Alamo, 78, was was convicted in 2009 of taking five underage girls across state lines for sex in violation of the federal Mann Act and was sentenced to 175 years in prison. He was also fined $250,000 and ordered to pay $500,000 in restitution to each of his accusers, who said Alamo took them to be his “wives” at young ages.
In filings Tuesday in federal court in Fort Smith and Texarkana, prosecutors asked a judge to order the seizure of Alamo’s house at the church complex in Fouke, where they said Alamo forced his accusers to have sex with him.
Other buildings sought by prosecutors include a church gym, where church members were beaten with a board as punishment for misbehavior, and a house at the Fouke complex known as the “house of scorn,” where girls were forced to fast.

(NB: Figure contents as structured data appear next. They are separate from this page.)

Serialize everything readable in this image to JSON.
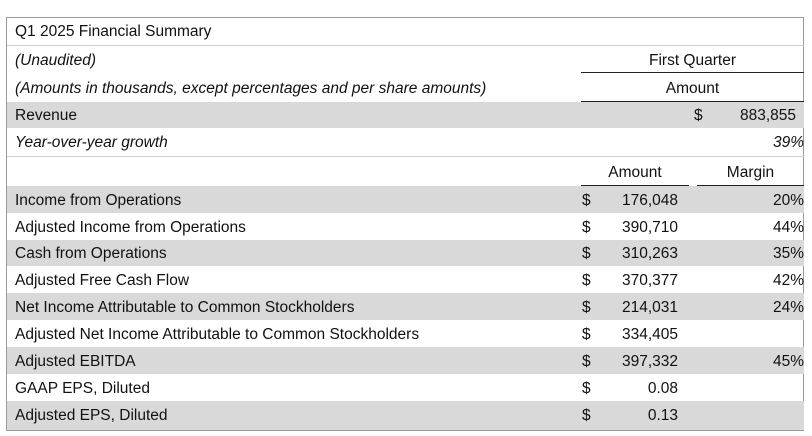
{
  "title": "Q1 2025 Financial Summary",
  "subtitle_unaudited": "(Unaudited)",
  "subtitle_units": "(Amounts in thousands, except percentages and per share amounts)",
  "header": {
    "period": "First Quarter",
    "amount": "Amount",
    "col_amount": "Amount",
    "col_margin": "Margin"
  },
  "revenue": {
    "label": "Revenue",
    "currency": "$",
    "value": "883,855"
  },
  "growth": {
    "label": "Year-over-year growth",
    "value": "39%"
  },
  "rows": [
    {
      "label": "Income from Operations",
      "currency": "$",
      "amount": "176,048",
      "margin": "20%"
    },
    {
      "label": "Adjusted Income from Operations",
      "currency": "$",
      "amount": "390,710",
      "margin": "44%"
    },
    {
      "label": "Cash from Operations",
      "currency": "$",
      "amount": "310,263",
      "margin": "35%"
    },
    {
      "label": "Adjusted Free Cash Flow",
      "currency": "$",
      "amount": "370,377",
      "margin": "42%"
    },
    {
      "label": "Net Income Attributable to Common Stockholders",
      "currency": "$",
      "amount": "214,031",
      "margin": "24%"
    },
    {
      "label": "Adjusted Net Income Attributable to Common Stockholders",
      "currency": "$",
      "amount": "334,405",
      "margin": ""
    },
    {
      "label": "Adjusted EBITDA",
      "currency": "$",
      "amount": "397,332",
      "margin": "45%"
    },
    {
      "label": "GAAP EPS, Diluted",
      "currency": "$",
      "amount": "0.08",
      "margin": ""
    },
    {
      "label": "Adjusted EPS, Diluted",
      "currency": "$",
      "amount": "0.13",
      "margin": ""
    }
  ]
}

In Fort Smith, prosecutors are seeking the seizure of a house on Meadow Lane and a building on Division Street known as the “mechanic’s shop.”
According to an FBI agent’s affidavit filed with prosecutors’ request to seize the buildings, one of Alamo’s accusers in the criminal case told authorities that Alamo repeatedly forced her to have sex in the Meadow Lane house in 1994, when she was 15.
Another former church member told authorities that her stepfather, a ministry member, forced her to have sex with him in the mechanic’s shop, the affidavit says.
Prosecutors are also seeking the seizure of a house on Locust Avenue in Texarkana where the FBI agent said one of Alamo’s accusers told authorities she was forced to fast for a week.
A call late Tuesday to Conner Eldridge, U.S. attorney for the Western District of Arkansas, wasn’t returned. Alamo’s attorney, John Rogers of Clayton, Mo., also didn’t return a call seeking comment.
The request by prosecutors comes as attorneys for two former ministry members are seeking the seizure of five other ministry buildings and a parking lot in Fort Smith to satisfy a $30 million judgment in a lawsuit against Alamo.
Spencer Ondrisek and Seth Calagna said in the lawsuit that Alamo ordered them to be beaten and to fast while they were children and members of the ministry.
A hearing of the request by Ondrisek and Calagna is set for May 30 in U.S. District Court in Texarkana.